Her wry expression softens. She pecks a quick kiss to my cheek, then starts toward… Whatever it is. Now it’s rustling, still moaning, and sounds as weak as a newborn kitten.
I sigh, follow Mika. No time for clothes, not yet. Getting really tired of this place putting me in uncomfortable places when I’m naked. But if this creature is dying, and we can help…

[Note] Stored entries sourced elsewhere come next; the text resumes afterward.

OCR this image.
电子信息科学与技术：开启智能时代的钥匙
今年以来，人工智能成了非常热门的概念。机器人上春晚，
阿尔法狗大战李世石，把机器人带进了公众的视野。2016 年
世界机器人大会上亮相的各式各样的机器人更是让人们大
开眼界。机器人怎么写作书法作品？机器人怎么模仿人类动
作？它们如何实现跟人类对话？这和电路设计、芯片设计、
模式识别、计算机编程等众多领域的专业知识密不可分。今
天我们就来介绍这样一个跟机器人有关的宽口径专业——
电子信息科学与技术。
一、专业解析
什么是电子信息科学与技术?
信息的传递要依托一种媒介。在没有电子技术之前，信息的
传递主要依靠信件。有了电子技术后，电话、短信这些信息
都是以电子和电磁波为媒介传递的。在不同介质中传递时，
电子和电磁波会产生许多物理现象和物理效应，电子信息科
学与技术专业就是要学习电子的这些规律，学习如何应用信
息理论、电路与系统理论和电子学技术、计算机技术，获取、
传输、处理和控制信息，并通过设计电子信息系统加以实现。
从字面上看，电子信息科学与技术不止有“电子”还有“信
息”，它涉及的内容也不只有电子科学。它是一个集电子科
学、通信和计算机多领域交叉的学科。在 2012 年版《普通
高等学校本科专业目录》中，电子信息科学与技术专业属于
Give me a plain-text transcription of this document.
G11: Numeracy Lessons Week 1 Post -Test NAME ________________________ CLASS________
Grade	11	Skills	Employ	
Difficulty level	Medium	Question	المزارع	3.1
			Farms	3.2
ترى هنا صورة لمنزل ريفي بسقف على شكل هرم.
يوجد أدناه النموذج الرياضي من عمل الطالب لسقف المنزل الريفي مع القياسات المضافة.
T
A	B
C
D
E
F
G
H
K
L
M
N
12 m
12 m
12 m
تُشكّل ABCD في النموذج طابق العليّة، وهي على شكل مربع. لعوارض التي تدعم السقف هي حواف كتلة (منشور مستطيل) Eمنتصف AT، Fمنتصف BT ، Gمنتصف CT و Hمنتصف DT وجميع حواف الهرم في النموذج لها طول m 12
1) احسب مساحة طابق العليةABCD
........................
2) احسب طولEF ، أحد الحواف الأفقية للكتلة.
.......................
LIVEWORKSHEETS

Mika stops suddenly, and her hand goes to her mouth. Whatever’s making the sounds of pain is hidden behind a table covered with an ivory cloth, so I have to catch up to her to see what’s stopped her in her tracks.
When I do, I understand.
It’s an alien.
Humanoid, she lays prone, her trim body writhing. And it’s definitely a she, judging by trim breasts and wide hips. She’s got full, too wide lips, and though her eyes are clenched shut, they’re also just a bit too big, even if her face is close enough to human that it’s not too jarring. Short, bluish blond hair is thick, scattered around her head like a halo. That’s where the similarities between us end, though. Her body is lithe, almost catlike. She’s almost entirely covered in beautiful scaling, so fine that the individual segments are almost indistinguishable from those next to them. They’re a riot of colors, from violet and blue at her torso and crotch, brightening as they travel her long arms and legs. Her breasts are dark magenta, lightening to her unscaled face, which is almost human pink, but not quite. She has no nipples, and the scaling at her crotch is smooth, featureless, with no genitals. She only has three fingers and a thumb on each hand, long, powerful digits with an extra knuckle apiece. “Like the exit plate,” I say, pointing.